(Retd. General Tin Aung Myint Oo’s post from SWAR TAY LAN’s Facebook pages.)
But after the Arakan Crisis and the displacement of so-called
Rohingyas (or Bengalis as Burmese love to call them) most of that aid money
from the international community were withdrawn and the result was the
struggling civilian government trying to develop the country on their own.
But the military was doing well as usual despite the
EU’s economic sanctions, for the military is sitting nicely on at least US$ 80
billion worth of economic and commercial assets and earning massive profits
from those assets. I knew very well since I was always visiting the Auditor-General
office to have a cup-of-tea there.
In Burmese currency those assets were worth Kyat 108 trillion (at 1200 Kyat/US$ exchange rate). Our union government revenue annually was only Kyat 5 trillion. The Tatmadaw (military) is much, much richer than the union government which is supposed to fund the military from government budget.
For that fact
that our military is much richer than our union government we do not need to
look somewhere else but MYTEL the military-owned telecommunication company. MEC
(Myanmar Economic Corporation) under the Oo-Bai (MEHL – Myanmar Economic
Holding Limited) could invest more than one billion US$ for MYTEL alone in 2017.
Our union government could not afford that much money.
Just MYTEL alone
is the proof that our Tatmadaw is much, much richer than our union government.
Okay, now my question is what sort of benefits our nation as a whole has
received back from such a rich military like our Tatmadaw? Or are there any
benefits for individual Tatmadaw members and the general public from the rich
army?
None, zilch,
nil, zero (Thone-Nya)! Following is the reason.
Burma’s
international debt is just over US$ 9 billion. Thus for 50 million of us
Burmese the per capita debt is only US$ 180 (or Kyat 216,000). For 500,000
Tatmadaw members each individual would receive US$ 160,000 (or Kyat 192
million) if the MEHL’s assets alone of US$ 80 billion would be divided equally.
Or if we just
divided MEHL’s assets of US$ 80 billion equally among 50 million of us Burmese
people everyone would receive US$ 1,600 (kyat 1.92 million) and each of us would
still have US$ 1,420 (Kyat 1.704 million) in hands even after paying back our
national debt of US$ 9 billion.
But right now
that massive commercial assets of MEHL are tightly controlled by a fist-full of
senior military officers who have benefitted handsomely while the lowly members
of our Tatmadaw have to protect their institution with their sweats and bloods and
lives, and surviving dismally on the bones and scraps being thrown at them from
the top echelon.
Senior-General Min
Aung Hlaing is a major shareholder in the army-owned Myanmar Economic Holdings
Limited (MEHL). Back in the 2010–11 fiscal year, he owned only 5,000 shares and
received an annual dividend of just US$ 250,000. But Min Aung Hlaing now sits on MEHL's Patron Group, which
runs the conglomerate. Currently MAH's accumulated wealth is well beyond US$ 100 million and earning at least US$ 10 million annually.

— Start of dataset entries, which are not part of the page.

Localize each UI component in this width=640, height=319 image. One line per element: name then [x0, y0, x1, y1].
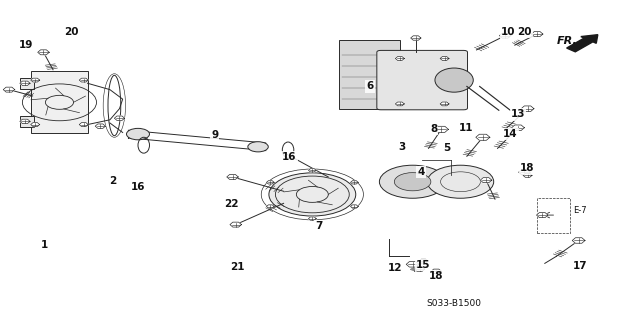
FancyBboxPatch shape	[377, 50, 467, 110]
Polygon shape	[351, 205, 358, 208]
Polygon shape	[536, 212, 548, 218]
Polygon shape	[440, 56, 449, 60]
Bar	[339, 41, 400, 109]
Polygon shape	[79, 122, 88, 127]
Polygon shape	[499, 33, 511, 38]
Polygon shape	[518, 170, 530, 175]
Circle shape	[127, 128, 150, 140]
Polygon shape	[480, 178, 492, 182]
Polygon shape	[308, 169, 316, 172]
Text: 22: 22	[225, 199, 239, 209]
Circle shape	[428, 165, 493, 198]
Polygon shape	[396, 102, 404, 106]
Text: 8: 8	[430, 124, 437, 134]
Text: 9: 9	[211, 130, 218, 140]
Polygon shape	[440, 102, 449, 106]
Text: 15: 15	[416, 260, 431, 270]
Polygon shape	[431, 269, 442, 273]
Text: 10: 10	[501, 27, 516, 37]
Text: E-7: E-7	[573, 206, 586, 215]
Text: 4: 4	[417, 167, 424, 177]
Polygon shape	[572, 238, 585, 243]
Text: 6: 6	[366, 81, 373, 92]
Polygon shape	[419, 259, 428, 263]
Circle shape	[380, 165, 446, 198]
Text: 20: 20	[517, 27, 532, 37]
Polygon shape	[308, 217, 316, 220]
Polygon shape	[476, 134, 490, 140]
Polygon shape	[435, 126, 449, 132]
Polygon shape	[411, 36, 421, 40]
Polygon shape	[523, 174, 532, 177]
Polygon shape	[351, 181, 358, 184]
Text: 2: 2	[109, 176, 116, 186]
Bar	[20, 116, 34, 127]
Text: 19: 19	[19, 40, 33, 49]
Text: 12: 12	[388, 263, 403, 273]
Text: 18: 18	[429, 271, 444, 281]
Text: 21: 21	[230, 262, 244, 272]
Circle shape	[394, 173, 431, 191]
Text: 18: 18	[520, 163, 535, 174]
Text: 7: 7	[315, 221, 323, 231]
Polygon shape	[31, 122, 40, 127]
Polygon shape	[511, 125, 524, 130]
Circle shape	[269, 173, 356, 216]
Polygon shape	[396, 56, 404, 60]
Text: 3: 3	[398, 142, 405, 152]
Ellipse shape	[435, 68, 473, 92]
Polygon shape	[521, 106, 534, 111]
Polygon shape	[415, 267, 425, 271]
Text: 1: 1	[40, 240, 48, 250]
Bar	[31, 71, 88, 133]
Text: 16: 16	[282, 152, 296, 162]
Polygon shape	[531, 32, 543, 36]
Polygon shape	[20, 119, 30, 123]
Text: 20: 20	[64, 27, 78, 37]
Text: 13: 13	[511, 109, 525, 119]
Polygon shape	[38, 50, 49, 55]
FancyArrow shape	[566, 35, 598, 52]
Circle shape	[248, 142, 268, 152]
Text: 14: 14	[503, 129, 518, 139]
Text: S033-B1500: S033-B1500	[427, 299, 482, 308]
Polygon shape	[227, 174, 238, 180]
Text: 5: 5	[443, 143, 450, 153]
Polygon shape	[95, 124, 106, 128]
Polygon shape	[3, 87, 15, 92]
Polygon shape	[115, 116, 125, 120]
Text: FR.: FR.	[556, 36, 577, 46]
Text: 16: 16	[131, 182, 145, 192]
Polygon shape	[79, 78, 88, 82]
Polygon shape	[266, 181, 274, 184]
Polygon shape	[20, 81, 30, 85]
Polygon shape	[406, 262, 419, 267]
Polygon shape	[31, 78, 40, 82]
Polygon shape	[266, 205, 274, 208]
Text: 11: 11	[458, 123, 473, 133]
Bar	[537, 197, 570, 233]
Bar	[20, 78, 34, 89]
Text: 17: 17	[573, 261, 588, 271]
Polygon shape	[230, 222, 241, 227]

As long as these military-owned exploitative commercial entities like MEHL, MEC, and Mytel are allowed to exist just to
enrich the pockets of rich military class the Burmese military will never leave the
politics, never go back to the barracks, and our Burma will always be shit poor and
our people will never get out of this poverty hell-hole called Myanmar.

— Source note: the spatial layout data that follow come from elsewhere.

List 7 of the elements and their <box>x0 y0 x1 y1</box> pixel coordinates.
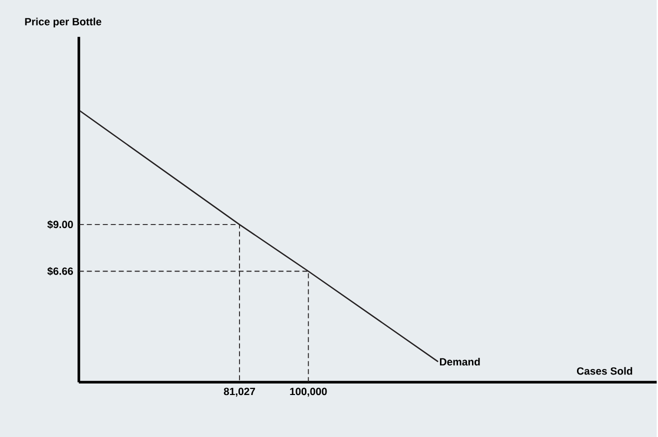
x-tick-label: 100,000 <box>290 388 327 397</box>
y-tick-label: $9.00 <box>47 220 73 229</box>
annotation: Demand <box>440 358 480 366</box>
y-tick-label: $6.66 <box>47 266 73 276</box>
x-tick-label: 81,027 <box>224 388 256 397</box>
y-axis-title: Price per Bottle <box>25 18 102 28</box>
x-axis-title: Cases Sold <box>576 367 632 375</box>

MYANMAR ECONOMIC HOLDINGS LIMITED (MEHL)
MEHL is a vast
and secretive military conglomerate; it has business interests spanning the
Burmese economy, from banking, trade, logistics, construction, and mining to
tourism, agriculture, tobacco, food, and beverage. MEHL’s shareholder data show that profits are
systematically distributed to Burma’s military, including to those responsible
for widespread human rights abuses.
MEHL also has
1,793 institutional shareholders, which include regional military commands and
subordinate battalions, divisions, platoons, squadrons, and border guard
forces. Shares are distributed across
the armed forces with no public accountability, creating secret slush funds
that the military uses to augment its operational budget.

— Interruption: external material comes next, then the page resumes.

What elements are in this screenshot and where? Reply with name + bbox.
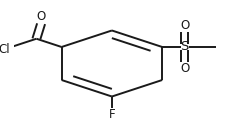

MYANMAR ECONOMIC CORPORATION LIMITED (MEC)
MEC was
established in 1997 with the declared objectives of contributing to Burma’s
economy, fulfilling the needs of the military, reducing defense spending, and
ensuring the welfare of military personnel.
Today, MEC is a holding company with businesses in the mining,
manufacturing, and telecommunications sectors, as well as companies that supply
natural resources to the military, and operate factories producing goods for
use by the military. MEC is led by Sr.
Gen. Min Aung Hlaing.
MYTEL
Mytel is a major
telecommunications company in Myanmar (Burma), as one of four national
carriers. Mytel is operated as a joint venture between the Burmese military and
Viettel, which is owned by Vietnam's Ministry of National Defence. Mytel has
been criticized and scrutinized for serving as a major source of revenue for
the Burmese military.
Mytel was
granted a telecommunications license on 12 January 2017. The company is
operated as a joint venture, 49% owned by Viettel, which is controlled by the
Vietnamese military, 28% owned by Star High Public Company, which is owned by
the Burmese military's Myanmar Economic Corporation (MEC), and the remaining
23% owned by Myanmar National Telecom Holding Public Co Ltd, a consortium of
local companies.
Mytel uses telecoms infrastructure owned by MECtel,
a separate operator controlled by MEC. The first call made on the network was
between Myanmar's Commander-in-Chief, Min Aung Hlaing, and Vietnam's Minister
of Defence, Ngo Xuan Lich.
Mytel has been
criticized for undermining the competitiveness of Myanmar's telecoms market and
the military's reassertion of dominance over telecommunications, through its
large-scale investments. In June 2017, the government promulgated the Pricing
and Tariff Regulatory Framework, including floor pricing rules for mobile fees,
which was positioned to give Mytel a market advantage against lower-cost
competitors like Ooredoo.
Mytel was
granted an exemption from floor pricing rules and was allowed to discount its
rates after its launch, unlike other competitors. Through its aggressive
price-cutting strategy, Mytel was able to capture a market share of 4% (2.4
million subscribers) only two months after its launch. By contrast, Mytel's
competitors agreed to abide by sound price competition practices.